Tilt is measured by monitoring the changing depth of water at each end of the water pipe using sensitive float transducers. Tilt is the difference in height divided by the length.

In most water pipe tiltmeters, the length is ≈500 m, and water potentiometrics can be measured to an accuracy of better than 350 µm. Hence tilts smaller than 2 nanoradian (2 nrad) can be measured (equivalent to detecting a height change of a 3 tenths of an inch between San Francisco relative to New York). The electronic range of the water level sensors is typically ±2 mm providing a tilt measurement range of 16 µrad. Solid earth tides are expected to be around 60nrad with slow earthquakes registering 3 times this value in the veritcal field.

Other designs for tiltmeters have been devised from time to time but none are immune to thermal signals as the configuration devised by Michelson. Uniform temperature changes do not effect the tilt signal because they raise or lower the water level equally at each end. Moreover, local variations in temperature result in convection in the water that do not perturb the measurement points at each end. The temperature of each transducer is measured precisely to correct the observations for secondary effects. The pipe is sealed and is therefore immune to pressure fluctuations in the atmosphere. Slow leaks in the air or water paths have no effect on the tilt signal.

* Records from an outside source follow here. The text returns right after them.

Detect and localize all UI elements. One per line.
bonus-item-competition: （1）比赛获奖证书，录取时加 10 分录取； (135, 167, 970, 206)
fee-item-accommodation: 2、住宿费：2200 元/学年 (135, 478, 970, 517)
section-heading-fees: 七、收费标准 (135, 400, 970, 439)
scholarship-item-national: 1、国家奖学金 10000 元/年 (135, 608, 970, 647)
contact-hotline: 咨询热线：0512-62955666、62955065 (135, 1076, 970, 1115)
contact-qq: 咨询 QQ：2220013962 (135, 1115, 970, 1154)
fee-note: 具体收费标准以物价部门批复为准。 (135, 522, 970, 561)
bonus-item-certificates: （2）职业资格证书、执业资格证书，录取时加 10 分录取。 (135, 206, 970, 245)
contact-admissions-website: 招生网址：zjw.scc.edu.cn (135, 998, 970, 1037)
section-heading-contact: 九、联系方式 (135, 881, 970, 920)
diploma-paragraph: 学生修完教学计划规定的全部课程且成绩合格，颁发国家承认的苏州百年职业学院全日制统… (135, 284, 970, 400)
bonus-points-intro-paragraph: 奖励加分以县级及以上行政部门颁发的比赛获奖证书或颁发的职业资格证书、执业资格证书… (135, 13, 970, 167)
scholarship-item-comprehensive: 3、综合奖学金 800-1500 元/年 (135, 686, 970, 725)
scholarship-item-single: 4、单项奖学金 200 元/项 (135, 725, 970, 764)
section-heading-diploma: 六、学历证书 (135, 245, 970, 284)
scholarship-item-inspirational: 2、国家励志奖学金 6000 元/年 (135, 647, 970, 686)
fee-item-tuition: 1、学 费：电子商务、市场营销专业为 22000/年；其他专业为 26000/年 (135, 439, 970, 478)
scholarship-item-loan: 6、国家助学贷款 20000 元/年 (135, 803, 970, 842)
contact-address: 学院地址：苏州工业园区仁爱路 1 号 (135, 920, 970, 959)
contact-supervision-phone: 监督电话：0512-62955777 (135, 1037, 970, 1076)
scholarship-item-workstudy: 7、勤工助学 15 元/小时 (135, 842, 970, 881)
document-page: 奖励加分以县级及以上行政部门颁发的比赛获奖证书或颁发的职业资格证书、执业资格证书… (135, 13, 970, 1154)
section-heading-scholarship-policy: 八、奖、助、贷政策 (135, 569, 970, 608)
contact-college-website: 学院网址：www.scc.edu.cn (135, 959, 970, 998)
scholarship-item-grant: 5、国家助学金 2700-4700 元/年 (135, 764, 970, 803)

To reduce sensitivity to surface effects like rainfall, snow loading and soil expansion or contraction, the measurement of water height is made relative to the upper surface of a deep, stable monument constructed from 3 inch, schl-40 rigid steel pipe driven 20-30 m into the subsurface.

The two design disadvantages of the Michelson tiltmeter are that the pipe must be installed approximately horizontal, and the fundamental resonant frequency in the pipe is 20-25 minutes (PVC pipes of 15-20 cm diameter are commonly used). The resonance period is more than critically damped in a 15 cm pipe, but Michelson tiltmeters are unable to detect short period horizontal accelerations, or tilts at seismic periods.